Subversive: A lot of your music tends to be centered around women—including ones I know personally. Care to elaborate on any of that?

Josey: Michael (bassist) and I write from personal experience. So you know that revolves around girls and girlfriends and ex-girlfriends. There’re a lot of problems with him and I, and the women we tend to involve ourselves with. The song, Machete, is about this girl I was involved with on and off in Santa Cruz when I was living there. It was one of the worst, most poisonous and toxic relationships I’ve ever been in. She would go back and forth between me and the bass player from a really (really) popular pop-punk band from Walnut Creek. She knew him and went out with him, and she’s always used that as leverage against me for some fucked up reason to get under my skin. He was doing what I want to do except on a much higher and more popular level, both musically and in terms of popularity.

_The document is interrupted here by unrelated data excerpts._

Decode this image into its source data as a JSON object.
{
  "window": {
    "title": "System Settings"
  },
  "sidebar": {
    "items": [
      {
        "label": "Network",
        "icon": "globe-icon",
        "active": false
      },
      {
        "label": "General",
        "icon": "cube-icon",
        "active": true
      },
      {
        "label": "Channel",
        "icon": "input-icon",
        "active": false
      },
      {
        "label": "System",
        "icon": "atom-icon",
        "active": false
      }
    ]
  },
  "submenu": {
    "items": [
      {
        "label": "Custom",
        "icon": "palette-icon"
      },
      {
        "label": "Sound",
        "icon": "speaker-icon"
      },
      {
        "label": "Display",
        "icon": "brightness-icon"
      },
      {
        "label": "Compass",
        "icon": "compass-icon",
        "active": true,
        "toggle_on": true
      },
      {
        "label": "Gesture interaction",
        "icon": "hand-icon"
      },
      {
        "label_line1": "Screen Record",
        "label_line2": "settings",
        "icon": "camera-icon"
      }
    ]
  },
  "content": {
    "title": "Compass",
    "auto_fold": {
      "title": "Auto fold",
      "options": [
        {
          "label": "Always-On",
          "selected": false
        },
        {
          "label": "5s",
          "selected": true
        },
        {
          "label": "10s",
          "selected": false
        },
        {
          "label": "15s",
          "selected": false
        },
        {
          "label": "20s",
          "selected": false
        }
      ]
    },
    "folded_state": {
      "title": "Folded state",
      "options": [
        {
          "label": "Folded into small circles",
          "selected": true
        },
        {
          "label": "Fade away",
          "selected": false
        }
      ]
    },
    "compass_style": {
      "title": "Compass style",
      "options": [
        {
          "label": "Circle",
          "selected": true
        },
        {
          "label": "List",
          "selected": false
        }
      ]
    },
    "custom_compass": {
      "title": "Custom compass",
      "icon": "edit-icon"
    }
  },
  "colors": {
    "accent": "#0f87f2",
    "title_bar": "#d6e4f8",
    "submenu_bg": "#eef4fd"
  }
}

Subversive: Did she say she likes you better? Maybe “Fuck an Apology”?

Josey: Yeah, according to her. I always make the joke, “Come on, he plays bass and I’m the guitar player.”

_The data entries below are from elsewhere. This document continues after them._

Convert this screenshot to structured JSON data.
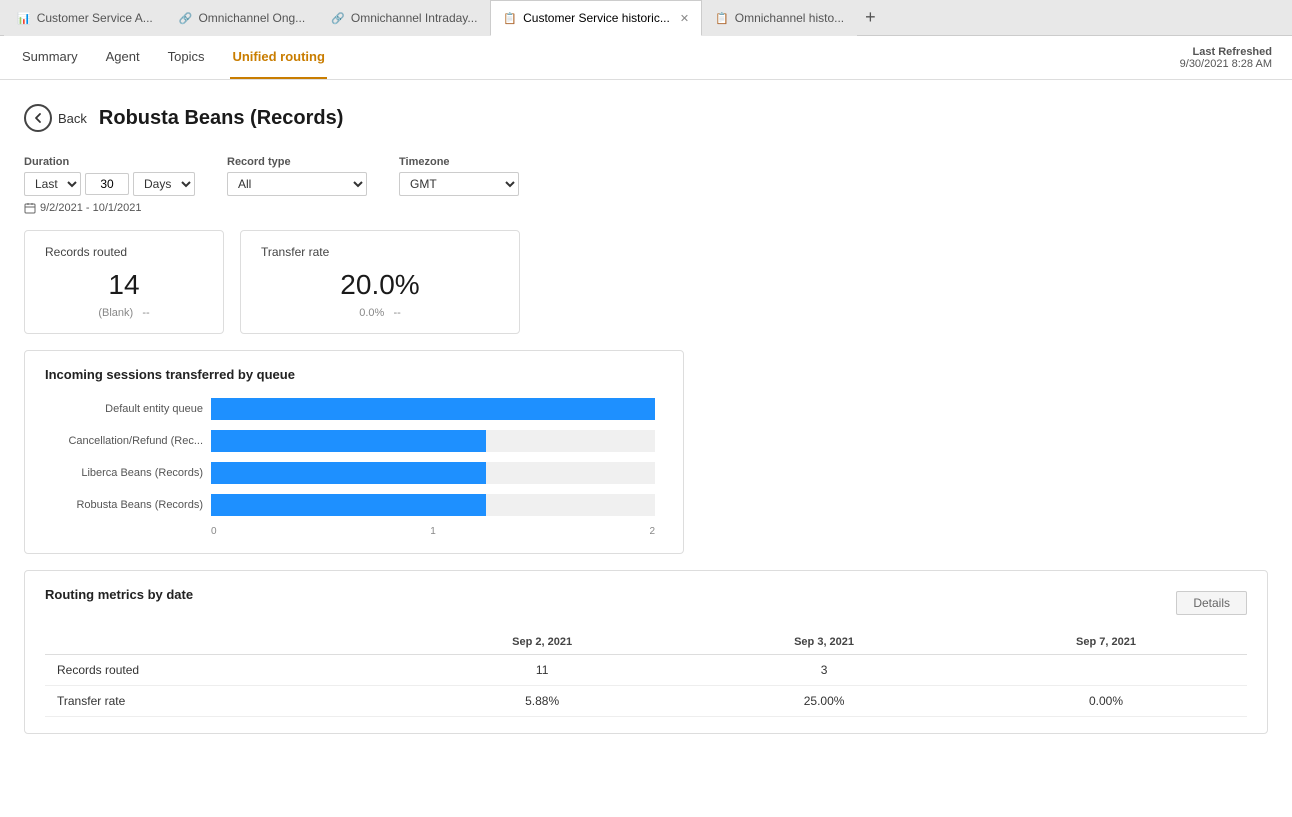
{
  "tabs": [
    {
      "id": "tab1",
      "icon": "📊",
      "label": "Customer Service A...",
      "active": false
    },
    {
      "id": "tab2",
      "icon": "🔗",
      "label": "Omnichannel Ong...",
      "active": false
    },
    {
      "id": "tab3",
      "icon": "🔗",
      "label": "Omnichannel Intraday...",
      "active": false
    },
    {
      "id": "tab4",
      "icon": "📋",
      "label": "Customer Service historic...",
      "active": true,
      "closable": true
    },
    {
      "id": "tab5",
      "icon": "📋",
      "label": "Omnichannel histo...",
      "active": false
    }
  ],
  "nav": {
    "tabs": [
      {
        "id": "summary",
        "label": "Summary",
        "active": false
      },
      {
        "id": "agent",
        "label": "Agent",
        "active": false
      },
      {
        "id": "topics",
        "label": "Topics",
        "active": false
      },
      {
        "id": "unified-routing",
        "label": "Unified routing",
        "active": true
      }
    ],
    "last_refreshed_label": "Last Refreshed",
    "last_refreshed_value": "9/30/2021 8:28 AM"
  },
  "page": {
    "back_label": "Back",
    "title": "Robusta Beans (Records)"
  },
  "filters": {
    "duration_label": "Duration",
    "duration_preset": "Last",
    "duration_number": "30",
    "duration_unit": "Days",
    "record_type_label": "Record type",
    "record_type_value": "All",
    "timezone_label": "Timezone",
    "timezone_value": "GMT",
    "date_range": "9/2/2021 - 10/1/2021"
  },
  "metric_cards": [
    {
      "title": "Records routed",
      "value": "14",
      "sub_left": "(Blank)",
      "sub_right": "--"
    },
    {
      "title": "Transfer rate",
      "value": "20.0%",
      "sub_left": "0.0%",
      "sub_right": "--"
    }
  ],
  "chart": {
    "title": "Incoming sessions transferred by queue",
    "bars": [
      {
        "label": "Default entity queue",
        "width_pct": 100
      },
      {
        "label": "Cancellation/Refund (Rec...",
        "width_pct": 62
      },
      {
        "label": "Liberca Beans (Records)",
        "width_pct": 62
      },
      {
        "label": "Robusta Beans (Records)",
        "width_pct": 62
      }
    ],
    "axis_labels": [
      "0",
      "1",
      "2"
    ]
  },
  "routing_table": {
    "title": "Routing metrics by date",
    "details_label": "Details",
    "columns": [
      "",
      "Sep 2, 2021",
      "Sep 3, 2021",
      "Sep 7, 2021"
    ],
    "rows": [
      {
        "metric": "Records routed",
        "values": [
          "11",
          "3",
          ""
        ]
      },
      {
        "metric": "Transfer rate",
        "values": [
          "5.88%",
          "25.00%",
          "0.00%"
        ]
      }
    ]
  }
}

Subversive: So that aside, what’s next for you?

Josey: Well we’ve written the whole, brand new record and then some. So right now, we’re currently gigging every week, making money, and we got to make the executive decision of either buying a van for touring or recording this next record. I think we’re going to go with the van to be able to go on tour this summer again. We’re going to go South, down into the the more southern states and hit Arizona, Texas, Louisiana, Alabama, and fucking Florida and then come back and then finish up a new record by the end of the year.

Subversive: Sounds ambitious. Let’s leave to make last call!